Ah qu'elle était belle la vie au soleil. Et l'euphorie du retour aussi, d'ailleurs. J'ai rigolé, ou était-ce Garito, lorsque nous avons passé la tête par la fenêtre en gueulant un franc "Viva Belgìca !" à la frontière en arrivant à Tournai. Garito... Ce joyeux luron que je me suis inventé quand ma cervelle s'était mise à dérailler pour cause de surmenage. Mais finalement, tout ça ne rime à rien. On me demande souvent depuis que je suis revenu si je ne suis pas déçu. Bien sûr que si, quelle question. Enfin non, ce n'est pas de la déception, juste peut-être l'impression de ne plus être à ma place, de l'avoir perdue. Ou simplement de me sentir comme un lion en cage dans ce plat pays où on ne voit pas les montagnes de sa fenêtre, l'horizon se limitant au village suivant, les villages étant tous si près les uns des autres...

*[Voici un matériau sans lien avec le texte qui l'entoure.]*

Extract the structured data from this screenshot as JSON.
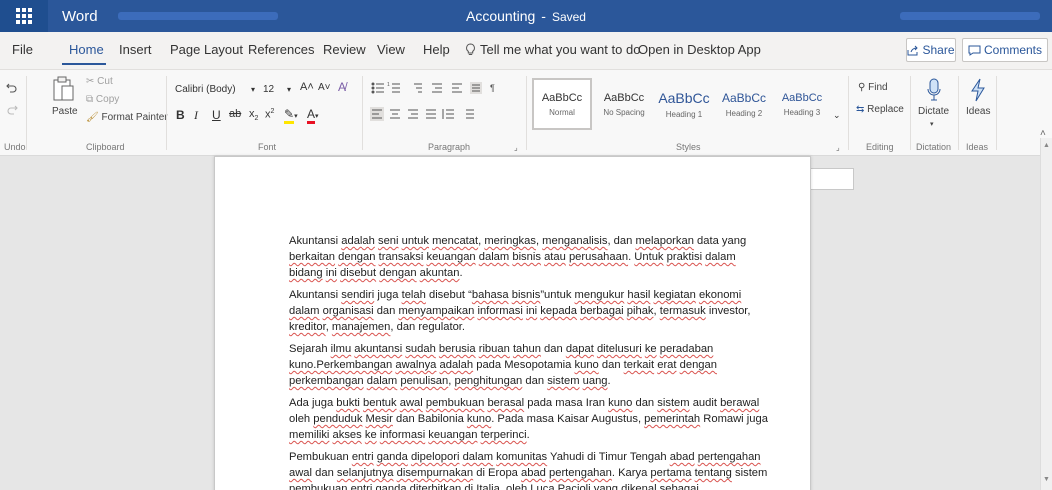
{
  "titlebar": {
    "app_name": "Word",
    "doc_title": "Accounting",
    "separator": "-",
    "status": "Saved"
  },
  "menu": {
    "items": [
      "File",
      "Home",
      "Insert",
      "Page Layout",
      "References",
      "Review",
      "View",
      "Help"
    ],
    "active": "Home",
    "tell_me": "Tell me what you want to do",
    "open_desktop": "Open in Desktop App",
    "share": "Share",
    "comments": "Comments"
  },
  "ribbon": {
    "undo_label": "Undo",
    "clipboard": {
      "paste": "Paste",
      "cut": "Cut",
      "copy": "Copy",
      "format_painter": "Format Painter",
      "label": "Clipboard"
    },
    "font": {
      "family": "Calibri (Body)",
      "size": "12",
      "label": "Font"
    },
    "paragraph": {
      "label": "Paragraph"
    },
    "styles": {
      "label": "Styles",
      "items": [
        {
          "sample": "AaBbCc",
          "name": "Normal"
        },
        {
          "sample": "AaBbCc",
          "name": "No Spacing"
        },
        {
          "sample": "AaBbCc",
          "name": "Heading 1"
        },
        {
          "sample": "AaBbCc",
          "name": "Heading 2"
        },
        {
          "sample": "AaBbCc",
          "name": "Heading 3"
        }
      ]
    },
    "editing": {
      "find": "Find",
      "replace": "Replace",
      "label": "Editing"
    },
    "dictation": {
      "button": "Dictate",
      "label": "Dictation"
    },
    "ideas": {
      "button": "Ideas",
      "label": "Ideas"
    }
  },
  "document": {
    "paragraphs": [
      [
        [
          "Akuntansi ",
          0
        ],
        [
          "adalah",
          1
        ],
        [
          " ",
          0
        ],
        [
          "seni",
          1
        ],
        [
          " ",
          0
        ],
        [
          "untuk",
          1
        ],
        [
          " ",
          0
        ],
        [
          "mencatat",
          1
        ],
        [
          ", ",
          0
        ],
        [
          "meringkas",
          1
        ],
        [
          ", ",
          0
        ],
        [
          "menganalisis",
          1
        ],
        [
          ", dan ",
          0
        ],
        [
          "melaporkan",
          1
        ],
        [
          " data yang ",
          0
        ],
        [
          "berkaitan",
          1
        ],
        [
          " ",
          0
        ],
        [
          "dengan",
          1
        ],
        [
          " ",
          0
        ],
        [
          "transaksi",
          1
        ],
        [
          " ",
          0
        ],
        [
          "keuangan",
          1
        ],
        [
          " ",
          0
        ],
        [
          "dalam",
          1
        ],
        [
          " ",
          0
        ],
        [
          "bisnis",
          1
        ],
        [
          " ",
          0
        ],
        [
          "atau",
          1
        ],
        [
          " ",
          0
        ],
        [
          "perusahaan",
          1
        ],
        [
          ". ",
          0
        ],
        [
          "Untuk",
          1
        ],
        [
          " ",
          0
        ],
        [
          "praktisi",
          1
        ],
        [
          " ",
          0
        ],
        [
          "dalam",
          1
        ],
        [
          " ",
          0
        ],
        [
          "bidang",
          1
        ],
        [
          " ",
          0
        ],
        [
          "ini",
          1
        ],
        [
          " ",
          0
        ],
        [
          "disebut",
          1
        ],
        [
          " ",
          0
        ],
        [
          "dengan",
          1
        ],
        [
          " ",
          0
        ],
        [
          "akuntan",
          1
        ],
        [
          ".",
          0
        ]
      ],
      [
        [
          "Akuntansi ",
          0
        ],
        [
          "sendiri",
          1
        ],
        [
          " juga ",
          0
        ],
        [
          "telah",
          1
        ],
        [
          " disebut “",
          0
        ],
        [
          "bahasa",
          1
        ],
        [
          " ",
          0
        ],
        [
          "bisnis",
          1
        ],
        [
          "”untuk  ",
          0
        ],
        [
          "mengukur",
          1
        ],
        [
          " ",
          0
        ],
        [
          "hasil",
          1
        ],
        [
          " ",
          0
        ],
        [
          "kegiatan",
          1
        ],
        [
          " ",
          0
        ],
        [
          "ekonomi",
          1
        ],
        [
          " ",
          0
        ],
        [
          "dalam",
          1
        ],
        [
          " ",
          0
        ],
        [
          "organisasi",
          1
        ],
        [
          " dan ",
          0
        ],
        [
          "menyampaikan",
          1
        ],
        [
          " ",
          0
        ],
        [
          "informasi",
          1
        ],
        [
          " ",
          0
        ],
        [
          "ini",
          1
        ],
        [
          " ",
          0
        ],
        [
          "kepada",
          1
        ],
        [
          " ",
          0
        ],
        [
          "berbagai",
          1
        ],
        [
          " ",
          0
        ],
        [
          "pihak",
          1
        ],
        [
          ", ",
          0
        ],
        [
          "termasuk",
          1
        ],
        [
          " investor, ",
          0
        ],
        [
          "kreditor",
          1
        ],
        [
          ", ",
          0
        ],
        [
          "manajemen",
          1
        ],
        [
          ", dan regulator.",
          0
        ]
      ],
      [
        [
          "Sejarah ",
          0
        ],
        [
          "ilmu",
          1
        ],
        [
          " ",
          0
        ],
        [
          "akuntansi",
          1
        ],
        [
          " ",
          0
        ],
        [
          "sudah",
          1
        ],
        [
          " ",
          0
        ],
        [
          "berusia",
          1
        ],
        [
          " ",
          0
        ],
        [
          "ribuan",
          1
        ],
        [
          " ",
          0
        ],
        [
          "tahun",
          1
        ],
        [
          " dan ",
          0
        ],
        [
          "dapat",
          1
        ],
        [
          " ",
          0
        ],
        [
          "ditelusuri",
          1
        ],
        [
          " ",
          0
        ],
        [
          "ke",
          1
        ],
        [
          " ",
          0
        ],
        [
          "peradaban",
          1
        ],
        [
          " ",
          0
        ],
        [
          "kuno.Perkembangan",
          1
        ],
        [
          " ",
          0
        ],
        [
          "awalnya",
          1
        ],
        [
          " ",
          0
        ],
        [
          "adalah",
          1
        ],
        [
          " pada Mesopotamia ",
          0
        ],
        [
          "kuno",
          1
        ],
        [
          " dan ",
          0
        ],
        [
          "terkait",
          1
        ],
        [
          " ",
          0
        ],
        [
          "erat",
          1
        ],
        [
          " ",
          0
        ],
        [
          "dengan",
          1
        ],
        [
          " ",
          0
        ],
        [
          "perkembangan",
          1
        ],
        [
          " ",
          0
        ],
        [
          "dalam",
          1
        ],
        [
          " ",
          0
        ],
        [
          "penulisan",
          1
        ],
        [
          ", ",
          0
        ],
        [
          "penghitungan",
          1
        ],
        [
          " dan ",
          0
        ],
        [
          "sistem",
          1
        ],
        [
          " ",
          0
        ],
        [
          "uang",
          1
        ],
        [
          ".",
          0
        ]
      ],
      [
        [
          "Ada juga ",
          0
        ],
        [
          "bukti",
          1
        ],
        [
          " ",
          0
        ],
        [
          "bentuk",
          1
        ],
        [
          " ",
          0
        ],
        [
          "awal",
          1
        ],
        [
          " ",
          0
        ],
        [
          "pembukuan",
          1
        ],
        [
          " ",
          0
        ],
        [
          "berasal",
          1
        ],
        [
          " pada masa Iran ",
          0
        ],
        [
          "kuno",
          1
        ],
        [
          " dan ",
          0
        ],
        [
          "sistem",
          1
        ],
        [
          " audit ",
          0
        ],
        [
          "berawal",
          1
        ],
        [
          " oleh ",
          0
        ],
        [
          "penduduk",
          1
        ],
        [
          " ",
          0
        ],
        [
          "Mesir",
          1
        ],
        [
          " dan Babilonia ",
          0
        ],
        [
          "kuno",
          1
        ],
        [
          ".  Pada masa Kaisar Augustus, ",
          0
        ],
        [
          "pemerintah",
          1
        ],
        [
          " Romawi juga ",
          0
        ],
        [
          "memiliki",
          1
        ],
        [
          " ",
          0
        ],
        [
          "akses",
          1
        ],
        [
          " ",
          0
        ],
        [
          "ke",
          1
        ],
        [
          " ",
          0
        ],
        [
          "informasi",
          1
        ],
        [
          " ",
          0
        ],
        [
          "keuangan",
          1
        ],
        [
          " ",
          0
        ],
        [
          "terperinci",
          1
        ],
        [
          ".",
          0
        ]
      ],
      [
        [
          "Pembukuan ",
          0
        ],
        [
          "entri",
          1
        ],
        [
          " ",
          0
        ],
        [
          "ganda",
          1
        ],
        [
          " ",
          0
        ],
        [
          "dipelopori",
          1
        ],
        [
          " ",
          0
        ],
        [
          "dalam",
          1
        ],
        [
          " ",
          0
        ],
        [
          "komunitas",
          1
        ],
        [
          " Yahudi di Timur Tengah ",
          0
        ],
        [
          "abad",
          1
        ],
        [
          " ",
          0
        ],
        [
          "pertengahan",
          1
        ],
        [
          " ",
          0
        ],
        [
          "awal",
          1
        ],
        [
          " dan ",
          0
        ],
        [
          "selanjutnya",
          1
        ],
        [
          " ",
          0
        ],
        [
          "disempurnakan",
          1
        ],
        [
          " di Eropa ",
          0
        ],
        [
          "abad",
          1
        ],
        [
          " ",
          0
        ],
        [
          "pertengahan",
          1
        ],
        [
          ".  Karya ",
          0
        ],
        [
          "pertama",
          1
        ],
        [
          " ",
          0
        ],
        [
          "tentang",
          1
        ],
        [
          " sistem pembukuan entri ganda diterbitkan di Italia, oleh Luca Pacioli yang dikenal sebagai",
          0
        ]
      ]
    ]
  },
  "colors": {
    "word_blue": "#2b579a",
    "heading_blue": "#2f5597",
    "spell_red": "#d9534f"
  }
}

Aujourd'hui, cette nuit plutôt, la dernière de 2013, ma dernière insomnie de cette année, je voulais juste parler de ce qui m'anime depuis mes 13 ans, l'Image. Oui, oui, avec la majuscule, c'est pas marrant sinon. En fait, ce n'est pas de l'Image (de la photo dans mon cas) qu'il s'agit ici, ce serait plutôt à propos de cette branlette perpétuelle que mon cerveau s'obstine à s'infliger, tant de coups à blanc qui l'ont fait dégringoler bien bas.
J'ai commencé la photo avec l’œil curieux de tout et n'importe quoi, le genre de gamin qui se plantait avec son appareil devant un banc et qui y trouvait une esthétique qu'aucun des passants qui me dévisageaient ne devait comprendre. Le pied intégral, quand j'y repense, un univers infini, offrant toujours de nouvelles possibilités. Et puis, petit à petit, je me suis concentré sur un style, des sujets, des ambiances, ... des limites. Pour finir comme je le suis aujourd'hui, cette nuit, à ne plus trouver le moindre de mes négatifs intéressant, car vu et revu par d'autres. Et mes cellules cérébrales commencent alors à s'astiquer, refusant d'appuyer sur un déclencheur si ce n'est pas pour se lancer sur un projet concret, quelque chose que je ne connaisse pas encore, qui puisse m'étonne quand mes négatifs sortent de ma cuve, qui puisse me faire sourire quand l'image apparait dans le révélateur.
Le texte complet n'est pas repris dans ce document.